Consuelo explica, ainda, que mesmo que a prefeitura de Salvador tenha os protocolos próprios de retorno que as escolas devem seguir, cada instituição pode elaborar suas diretrizes. Para isso, a escola realizou algumas pesquisas junto às famílias, como para entender quais redes sociais eram mais utilizadas e quais seriam as mudanças necessárias na rotina da instituição para aquelas que se sentissem confortáveis em mandar novamente os filhos para a escola.

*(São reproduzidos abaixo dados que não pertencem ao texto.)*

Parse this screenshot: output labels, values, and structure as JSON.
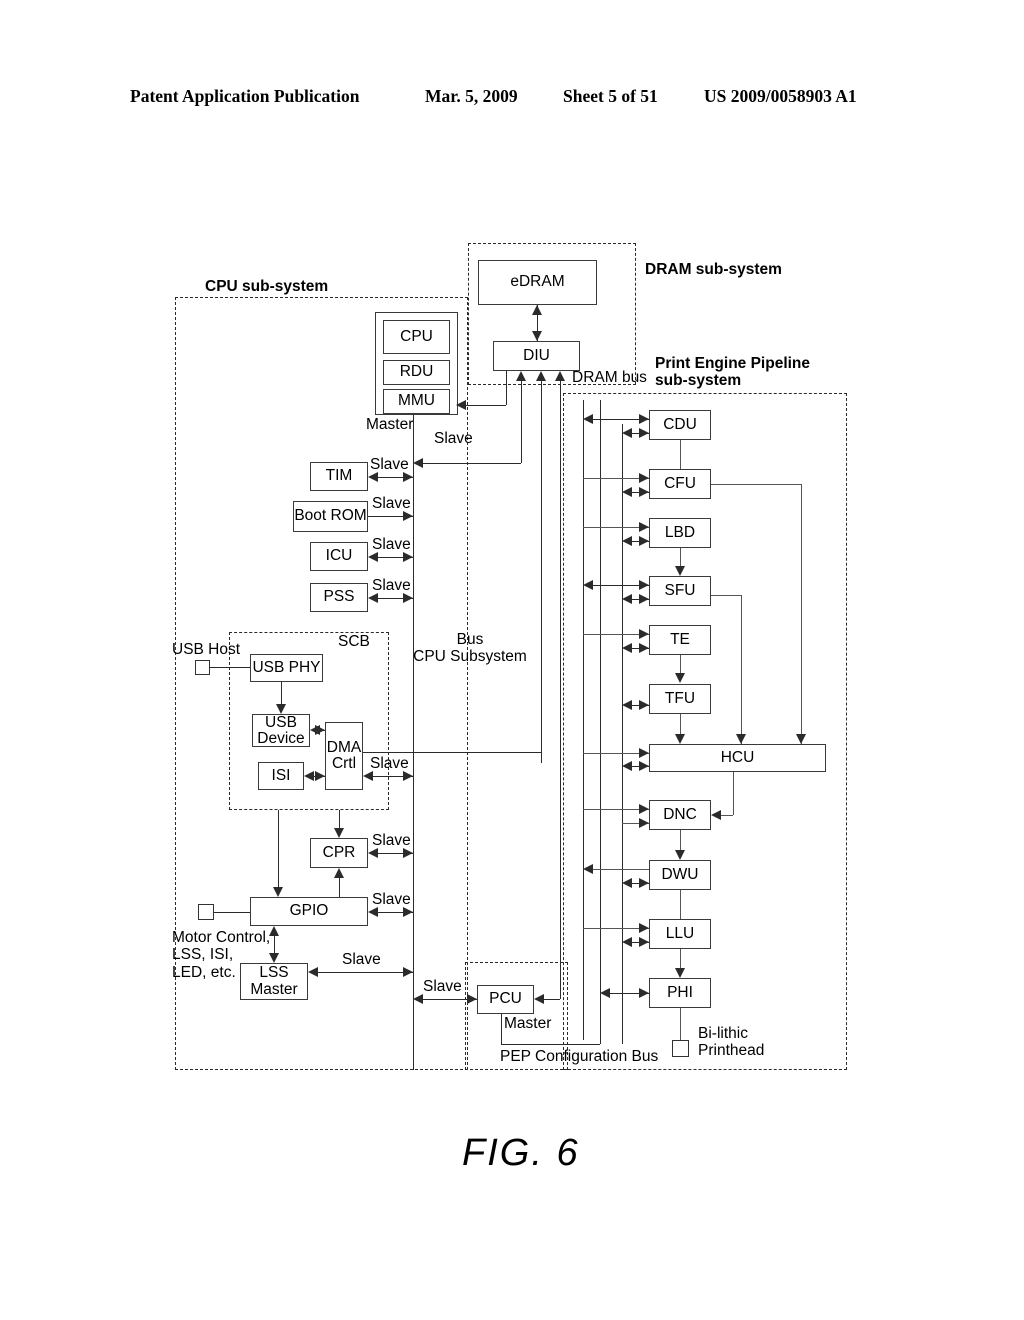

“Nós procuramos ouvir essas famílias sobre as estratégias que usamos nos vídeos produzidos pelos professores e também nos blocos de vivência impressos. Quisemos saber o que acharam da qualidade dos materiais, se estavam ajudando ou não, se eles conseguiam entender as propostas e quais eram as maiores dificuldades, ao que responderam que era o tempo para estar junto com a criança e executar as atividades”, afirma a gestora.
Atenção ao professor
Antes de todo esse processo, entretanto, a escola precisou dar dois passos atrás para atender a equipe de professores e funcionários, que, com a chegada da pandemia no Brasil e a falta de respostas concretas sobre o cenário, sentiu-se vulnerável e fragilizada. Nesse sentido, Consuelo explica que a instituição continuou com a ideia de pensar articulações com as famílias nesse momento inicial e, paralelamente, também apoiar os próprios funcionários da instituição por meio de uma rede de parceiros.

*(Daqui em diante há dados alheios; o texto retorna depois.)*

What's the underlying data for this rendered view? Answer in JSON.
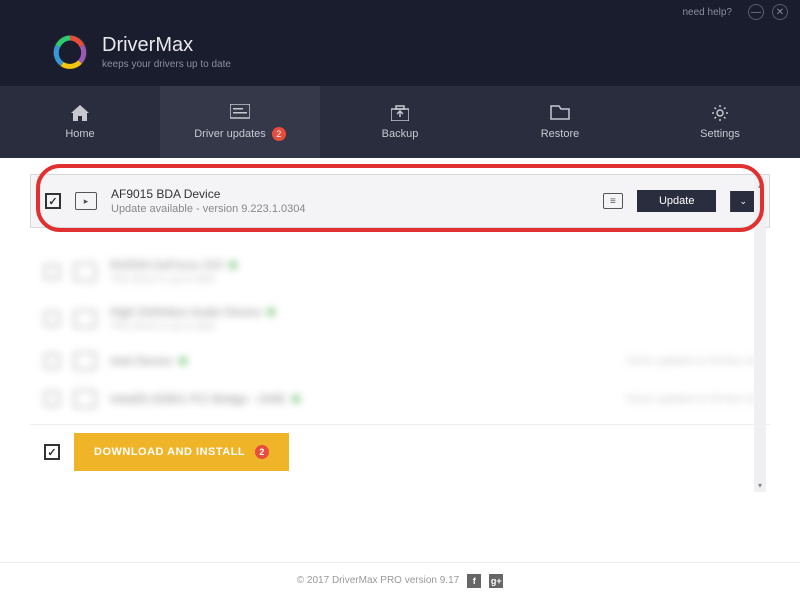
{
  "titlebar": {
    "help": "need help?"
  },
  "brand": {
    "title": "DriverMax",
    "subtitle": "keeps your drivers up to date"
  },
  "nav": {
    "items": [
      {
        "label": "Home"
      },
      {
        "label": "Driver updates",
        "badge": "2"
      },
      {
        "label": "Backup"
      },
      {
        "label": "Restore"
      },
      {
        "label": "Settings"
      }
    ]
  },
  "main_driver": {
    "name": "AF9015 BDA Device",
    "status": "Update available - version 9.223.1.0304",
    "update_label": "Update"
  },
  "blurred": [
    {
      "name": "NVIDIA GeForce 210",
      "sub": "This driver is up-to-date"
    },
    {
      "name": "High Definition Audio Device",
      "sub": "This driver is up-to-date"
    },
    {
      "name": "Intel Device",
      "sub": "",
      "right": "Driver updated on 03-Nov-16"
    },
    {
      "name": "Intel(R) 82801 PCI Bridge - 244E",
      "sub": "",
      "right": "Driver updated on 03-Nov-16"
    }
  ],
  "footer": {
    "download_label": "DOWNLOAD AND INSTALL",
    "download_badge": "2"
  },
  "bottom": {
    "copyright": "© 2017 DriverMax PRO version 9.17"
  }
}
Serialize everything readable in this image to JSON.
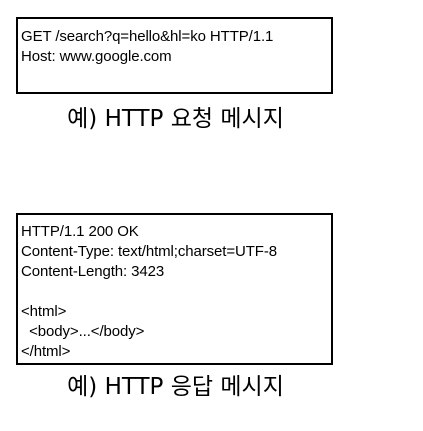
{
  "request": {
    "lines": [
      "GET /search?q=hello&hl=ko HTTP/1.1",
      "Host: www.google.com"
    ],
    "caption": "예) HTTP 요청 메시지"
  },
  "response": {
    "lines": [
      "HTTP/1.1 200 OK",
      "Content-Type: text/html;charset=UTF-8",
      "Content-Length: 3423",
      "",
      "<html>",
      "  <body>...</body>",
      "</html>"
    ],
    "caption": "예) HTTP 응답 메시지"
  }
}
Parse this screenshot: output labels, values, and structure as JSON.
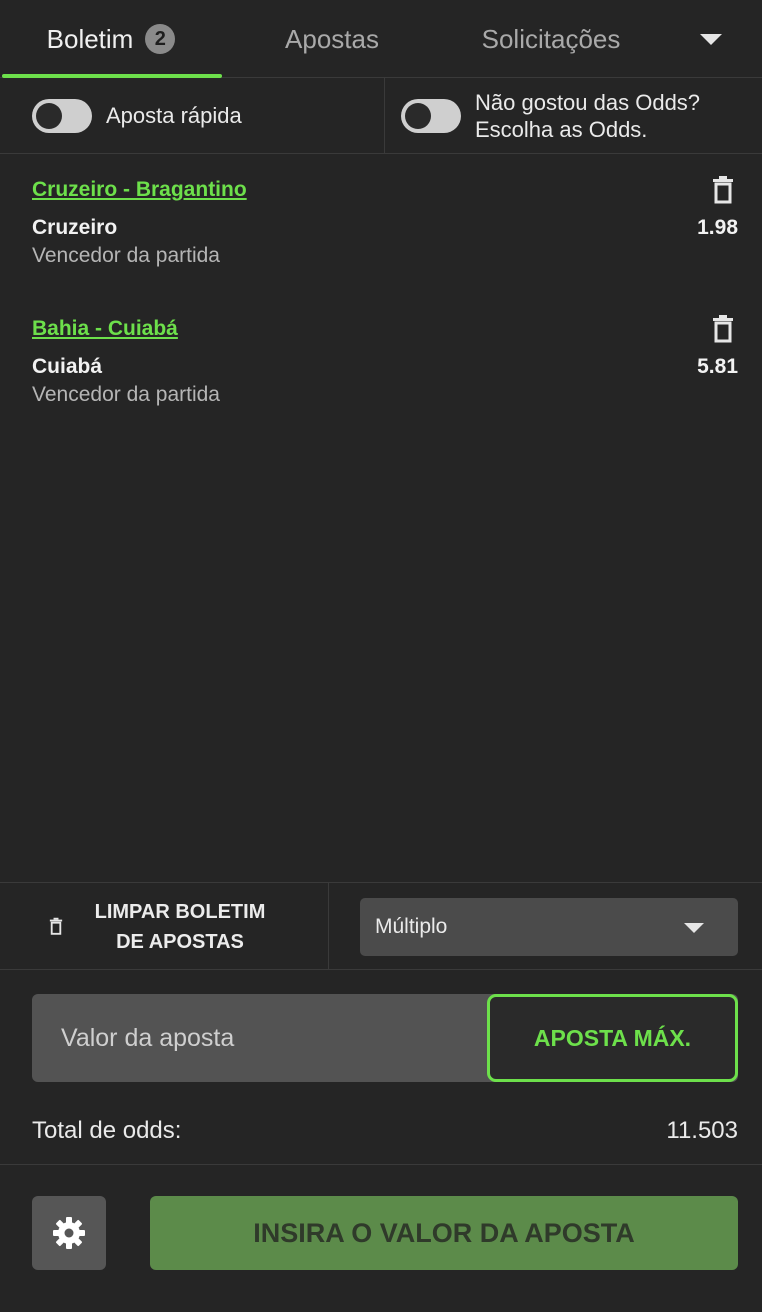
{
  "tabs": {
    "boletim": {
      "label": "Boletim",
      "badge": "2"
    },
    "apostas": {
      "label": "Apostas"
    },
    "solicitacoes": {
      "label": "Solicitações"
    }
  },
  "toggles": {
    "quick_bet": {
      "label": "Aposta rápida",
      "on": false
    },
    "choose_odds": {
      "line1": "Não gostou das Odds?",
      "line2": "Escolha as Odds.",
      "on": false
    }
  },
  "bets": [
    {
      "match": "Cruzeiro - Bragantino",
      "selection": "Cruzeiro",
      "odds": "1.98",
      "market": "Vencedor da partida"
    },
    {
      "match": "Bahia - Cuiabá",
      "selection": "Cuiabá",
      "odds": "5.81",
      "market": "Vencedor da partida"
    }
  ],
  "controls": {
    "clear_line1": "LIMPAR BOLETIM",
    "clear_line2": "DE APOSTAS",
    "bet_type": "Múltiplo"
  },
  "stake": {
    "placeholder": "Valor da aposta",
    "max_label": "APOSTA MÁX."
  },
  "total": {
    "label": "Total de odds:",
    "value": "11.503"
  },
  "submit": {
    "label": "INSIRA O VALOR DA APOSTA"
  },
  "colors": {
    "accent": "#6de04b",
    "background": "#252525",
    "submit_bg": "#5c8b4a"
  }
}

“Nós trouxemos terapeutas e psicólogos para realizarem oficinas de relaxamento e respiração, promovemos uma conversa com uma infectologista da Fiocruz (Fundação Oswaldo Cruz) para explicar a doença e criamos o Café Pedagógico, que são encontros sobre poesia e bate-papo. Se alguém demandasse um atendimento mais individualizado, verificávamos se algum psicólogo poderia atender gratuitamente. Com isso, fomos fortalecendo nossa equipe para que, depois, o planejamento pudesse fluir.”

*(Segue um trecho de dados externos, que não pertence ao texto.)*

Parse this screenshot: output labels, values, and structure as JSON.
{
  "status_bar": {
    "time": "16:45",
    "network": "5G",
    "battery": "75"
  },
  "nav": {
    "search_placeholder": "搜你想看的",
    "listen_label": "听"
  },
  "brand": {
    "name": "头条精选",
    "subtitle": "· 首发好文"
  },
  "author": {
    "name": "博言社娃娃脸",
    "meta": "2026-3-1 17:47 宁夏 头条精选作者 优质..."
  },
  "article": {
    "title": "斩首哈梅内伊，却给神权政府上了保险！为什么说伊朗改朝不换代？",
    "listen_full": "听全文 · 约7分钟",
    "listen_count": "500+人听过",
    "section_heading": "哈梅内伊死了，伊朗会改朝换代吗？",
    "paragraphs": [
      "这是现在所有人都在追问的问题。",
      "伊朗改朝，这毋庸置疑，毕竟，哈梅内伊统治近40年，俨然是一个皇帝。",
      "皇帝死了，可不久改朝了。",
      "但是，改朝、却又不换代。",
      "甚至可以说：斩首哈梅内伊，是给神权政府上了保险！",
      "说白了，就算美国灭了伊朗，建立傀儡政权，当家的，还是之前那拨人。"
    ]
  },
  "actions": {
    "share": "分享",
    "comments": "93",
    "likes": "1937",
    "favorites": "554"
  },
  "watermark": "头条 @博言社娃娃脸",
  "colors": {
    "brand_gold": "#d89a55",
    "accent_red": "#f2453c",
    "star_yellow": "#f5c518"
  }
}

Outro ponto de destaque ao longo de 2020 foi a possibilidade de entrar em contato com redes de ensino de outras regiões e compreender o que estavam vivenciando e quais soluções estavam adotando para seus desafios. Nessa linha, ela reforça a importância de considerar as particularidades e características dos territórios, bem como incentivar a participação de diversos atores na elaboração dos protocolos de retornos e das mudanças que serão necessárias para as escolas no pós-pandemia.
“Não dá para o Executivo e as secretarias de educação do município ou do estado fazerem protocolos únicos ou pensarem a rede como uma só. É importante que se pense não de forma globalizada nem uniforme, mas sim respeitando as especificidades de cada local a partir de uma escuta”, completa.